Mas é lógico que ele estaria ali. Nós tínhamos uma longa trajetória de tragédias da arte feitas por minhas mãos. Acho que ele devia ter até medo de me ver desenhar sem supervisão.
- Ahn... não, não. - murmurou, assim que tentei fazer como ele demonstrou - não, Alessa. Para o outro lado... outro lado.
Minha vontade era de rasgar a folha em um milhão de pedaços e jogar para cima, como confete. Mas não podia fazer isso. Continuei meu reverso de obra, tentando de todos os jeitos. A única maneira que me faltava agora, era desenhar de cabeça para baixo, para ver se melhorava.
- Que lindo! - ouvi uma voz mais atrás exclamar.

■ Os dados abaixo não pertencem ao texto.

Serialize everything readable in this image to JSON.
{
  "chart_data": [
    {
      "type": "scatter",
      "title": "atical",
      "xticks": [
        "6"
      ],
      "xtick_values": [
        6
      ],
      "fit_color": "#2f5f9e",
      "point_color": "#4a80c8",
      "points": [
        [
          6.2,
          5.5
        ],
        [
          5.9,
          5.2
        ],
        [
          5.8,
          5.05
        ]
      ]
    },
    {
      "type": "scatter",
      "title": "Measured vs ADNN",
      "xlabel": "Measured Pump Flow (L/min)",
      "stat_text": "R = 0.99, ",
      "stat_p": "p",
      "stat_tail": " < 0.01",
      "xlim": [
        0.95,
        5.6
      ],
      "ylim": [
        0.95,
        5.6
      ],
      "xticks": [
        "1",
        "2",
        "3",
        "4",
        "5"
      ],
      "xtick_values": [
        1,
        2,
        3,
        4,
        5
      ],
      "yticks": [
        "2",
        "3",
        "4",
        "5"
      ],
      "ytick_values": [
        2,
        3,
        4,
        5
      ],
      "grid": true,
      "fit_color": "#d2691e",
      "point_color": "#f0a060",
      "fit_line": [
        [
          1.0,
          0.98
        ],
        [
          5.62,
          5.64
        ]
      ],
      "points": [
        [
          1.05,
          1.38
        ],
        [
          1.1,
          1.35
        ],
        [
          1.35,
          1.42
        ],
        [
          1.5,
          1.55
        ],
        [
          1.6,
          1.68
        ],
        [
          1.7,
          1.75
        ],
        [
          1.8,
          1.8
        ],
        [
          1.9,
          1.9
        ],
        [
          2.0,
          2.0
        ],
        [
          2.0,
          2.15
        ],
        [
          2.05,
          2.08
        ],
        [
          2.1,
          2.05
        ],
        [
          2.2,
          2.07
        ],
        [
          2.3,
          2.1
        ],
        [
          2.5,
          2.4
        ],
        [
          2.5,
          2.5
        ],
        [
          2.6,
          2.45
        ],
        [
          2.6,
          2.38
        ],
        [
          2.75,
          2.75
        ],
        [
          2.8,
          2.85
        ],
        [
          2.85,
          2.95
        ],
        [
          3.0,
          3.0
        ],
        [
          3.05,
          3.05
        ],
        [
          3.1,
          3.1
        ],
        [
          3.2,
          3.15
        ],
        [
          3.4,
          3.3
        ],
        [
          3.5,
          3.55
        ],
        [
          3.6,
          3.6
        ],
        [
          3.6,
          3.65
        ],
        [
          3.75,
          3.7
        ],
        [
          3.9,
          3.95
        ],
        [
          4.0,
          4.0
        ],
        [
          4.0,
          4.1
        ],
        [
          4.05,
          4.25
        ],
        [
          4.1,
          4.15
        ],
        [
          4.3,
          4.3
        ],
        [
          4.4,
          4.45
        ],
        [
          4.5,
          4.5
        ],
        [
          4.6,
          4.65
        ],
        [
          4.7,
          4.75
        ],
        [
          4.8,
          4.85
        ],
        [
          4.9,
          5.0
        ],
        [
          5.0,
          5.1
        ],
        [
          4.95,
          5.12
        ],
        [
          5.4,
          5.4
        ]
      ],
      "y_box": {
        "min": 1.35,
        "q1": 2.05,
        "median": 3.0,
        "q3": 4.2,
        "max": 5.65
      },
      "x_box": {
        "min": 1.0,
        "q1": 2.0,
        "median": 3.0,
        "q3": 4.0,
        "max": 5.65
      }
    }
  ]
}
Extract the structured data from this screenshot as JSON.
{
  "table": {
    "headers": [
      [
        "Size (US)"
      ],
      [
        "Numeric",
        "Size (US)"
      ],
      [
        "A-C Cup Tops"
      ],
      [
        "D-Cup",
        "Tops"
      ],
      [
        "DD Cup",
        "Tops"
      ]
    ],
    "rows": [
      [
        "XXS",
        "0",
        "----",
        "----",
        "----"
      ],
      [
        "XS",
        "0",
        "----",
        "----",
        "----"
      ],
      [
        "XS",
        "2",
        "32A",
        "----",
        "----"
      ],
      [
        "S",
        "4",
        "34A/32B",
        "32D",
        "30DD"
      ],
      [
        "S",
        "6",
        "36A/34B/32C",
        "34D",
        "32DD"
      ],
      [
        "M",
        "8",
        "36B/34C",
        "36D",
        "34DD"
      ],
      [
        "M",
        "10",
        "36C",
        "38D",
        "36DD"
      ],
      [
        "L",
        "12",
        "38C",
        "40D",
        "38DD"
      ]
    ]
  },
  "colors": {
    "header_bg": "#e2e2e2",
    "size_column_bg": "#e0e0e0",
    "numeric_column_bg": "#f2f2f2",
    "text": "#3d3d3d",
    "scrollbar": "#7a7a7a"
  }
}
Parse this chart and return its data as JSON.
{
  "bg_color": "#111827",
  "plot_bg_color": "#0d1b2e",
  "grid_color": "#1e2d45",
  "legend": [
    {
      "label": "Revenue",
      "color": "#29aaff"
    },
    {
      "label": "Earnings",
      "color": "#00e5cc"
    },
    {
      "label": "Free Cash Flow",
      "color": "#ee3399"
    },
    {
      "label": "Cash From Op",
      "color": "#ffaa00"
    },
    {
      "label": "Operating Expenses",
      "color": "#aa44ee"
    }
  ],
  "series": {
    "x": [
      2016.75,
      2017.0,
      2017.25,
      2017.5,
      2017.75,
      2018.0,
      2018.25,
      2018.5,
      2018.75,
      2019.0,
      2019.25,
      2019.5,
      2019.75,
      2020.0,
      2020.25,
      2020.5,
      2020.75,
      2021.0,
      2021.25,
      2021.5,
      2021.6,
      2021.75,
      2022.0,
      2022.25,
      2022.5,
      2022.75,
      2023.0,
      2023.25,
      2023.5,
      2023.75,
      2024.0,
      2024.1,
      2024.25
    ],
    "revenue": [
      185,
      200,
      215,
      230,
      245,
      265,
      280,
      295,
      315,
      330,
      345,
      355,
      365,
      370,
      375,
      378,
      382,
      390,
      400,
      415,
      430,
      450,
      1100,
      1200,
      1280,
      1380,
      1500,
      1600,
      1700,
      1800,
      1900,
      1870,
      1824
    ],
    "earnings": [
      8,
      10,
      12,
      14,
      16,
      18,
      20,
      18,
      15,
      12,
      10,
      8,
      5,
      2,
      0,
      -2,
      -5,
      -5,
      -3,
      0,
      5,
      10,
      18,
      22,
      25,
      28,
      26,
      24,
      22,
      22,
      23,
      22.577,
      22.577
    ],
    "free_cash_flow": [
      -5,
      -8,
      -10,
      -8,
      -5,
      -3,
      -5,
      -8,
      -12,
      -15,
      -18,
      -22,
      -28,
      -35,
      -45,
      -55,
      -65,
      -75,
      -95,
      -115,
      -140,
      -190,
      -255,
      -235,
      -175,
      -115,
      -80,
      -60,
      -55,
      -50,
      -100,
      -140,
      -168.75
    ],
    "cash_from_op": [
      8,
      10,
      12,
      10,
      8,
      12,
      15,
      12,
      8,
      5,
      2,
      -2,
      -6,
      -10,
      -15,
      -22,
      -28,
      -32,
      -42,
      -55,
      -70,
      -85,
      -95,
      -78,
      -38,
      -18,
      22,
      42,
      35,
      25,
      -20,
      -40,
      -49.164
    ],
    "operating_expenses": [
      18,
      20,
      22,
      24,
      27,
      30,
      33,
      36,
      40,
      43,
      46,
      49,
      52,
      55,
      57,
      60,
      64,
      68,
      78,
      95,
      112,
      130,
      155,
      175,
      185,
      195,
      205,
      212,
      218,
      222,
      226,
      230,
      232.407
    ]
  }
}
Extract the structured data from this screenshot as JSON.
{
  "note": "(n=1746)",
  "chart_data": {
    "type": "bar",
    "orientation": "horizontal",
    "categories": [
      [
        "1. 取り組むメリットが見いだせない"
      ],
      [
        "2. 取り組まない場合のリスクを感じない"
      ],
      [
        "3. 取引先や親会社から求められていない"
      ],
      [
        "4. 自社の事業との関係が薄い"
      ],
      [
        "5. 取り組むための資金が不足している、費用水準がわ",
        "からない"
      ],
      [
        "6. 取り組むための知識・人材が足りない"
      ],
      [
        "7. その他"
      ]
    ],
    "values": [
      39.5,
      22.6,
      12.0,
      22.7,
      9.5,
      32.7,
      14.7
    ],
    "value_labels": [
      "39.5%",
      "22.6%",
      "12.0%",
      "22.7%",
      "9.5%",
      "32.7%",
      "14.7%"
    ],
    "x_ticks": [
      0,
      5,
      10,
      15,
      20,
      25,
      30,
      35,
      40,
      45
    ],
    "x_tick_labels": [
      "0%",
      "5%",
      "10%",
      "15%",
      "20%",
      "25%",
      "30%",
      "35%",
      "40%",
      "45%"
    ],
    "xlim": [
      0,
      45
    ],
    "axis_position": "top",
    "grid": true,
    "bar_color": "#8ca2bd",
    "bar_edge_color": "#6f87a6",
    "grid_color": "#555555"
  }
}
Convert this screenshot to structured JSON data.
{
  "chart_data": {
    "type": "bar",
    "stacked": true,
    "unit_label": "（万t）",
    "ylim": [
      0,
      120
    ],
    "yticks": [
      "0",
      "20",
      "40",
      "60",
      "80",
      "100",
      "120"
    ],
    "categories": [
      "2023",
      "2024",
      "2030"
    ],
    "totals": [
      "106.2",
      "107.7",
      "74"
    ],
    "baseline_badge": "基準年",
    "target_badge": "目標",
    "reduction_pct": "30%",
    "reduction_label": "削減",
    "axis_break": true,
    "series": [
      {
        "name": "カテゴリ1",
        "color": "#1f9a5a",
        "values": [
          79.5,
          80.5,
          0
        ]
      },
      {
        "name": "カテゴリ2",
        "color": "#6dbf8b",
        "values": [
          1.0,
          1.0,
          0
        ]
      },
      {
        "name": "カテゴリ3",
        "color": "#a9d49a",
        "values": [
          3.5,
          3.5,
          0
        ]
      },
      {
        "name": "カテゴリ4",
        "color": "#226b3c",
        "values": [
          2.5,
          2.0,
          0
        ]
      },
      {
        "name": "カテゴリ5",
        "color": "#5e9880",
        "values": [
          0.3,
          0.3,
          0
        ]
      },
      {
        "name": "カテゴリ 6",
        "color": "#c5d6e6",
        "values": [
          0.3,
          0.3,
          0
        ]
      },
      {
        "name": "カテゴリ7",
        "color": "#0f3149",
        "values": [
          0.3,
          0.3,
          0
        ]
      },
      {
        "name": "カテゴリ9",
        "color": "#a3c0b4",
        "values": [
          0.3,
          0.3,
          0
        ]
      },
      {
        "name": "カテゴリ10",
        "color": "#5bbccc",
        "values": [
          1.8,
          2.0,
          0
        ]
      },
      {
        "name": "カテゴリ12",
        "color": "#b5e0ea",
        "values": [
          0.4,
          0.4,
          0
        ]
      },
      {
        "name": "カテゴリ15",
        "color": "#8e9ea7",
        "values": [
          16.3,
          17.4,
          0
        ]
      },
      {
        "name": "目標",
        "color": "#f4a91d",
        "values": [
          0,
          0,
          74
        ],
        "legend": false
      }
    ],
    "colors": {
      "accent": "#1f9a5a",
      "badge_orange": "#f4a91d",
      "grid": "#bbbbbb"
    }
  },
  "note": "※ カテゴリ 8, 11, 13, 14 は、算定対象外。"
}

Um pequeno grupo de garotas se juntava ao redor do menino estranho. A mão dele deslizava firmemente, com uma graça espantosa. Ele estava na classe atrás da minha. Como assim?! Ele estava lá atrás!!! Fiquei estática, observando-o enquanto desenhava. O rascunho saiu lindo, perfeito até. Praticamente idêntico ao do quadro.
- Você desenha muito bem! - gritou uma garota, querendo se aproximar do outro.
Ela quase esfregou seus peitos na cara do menino, de tanto que se exibiu para ele, o decote gigante. Porém, ele ignorou todas ao redor, como se fossem fantasmas invisíveis. E elas começaram a ficar zangadas.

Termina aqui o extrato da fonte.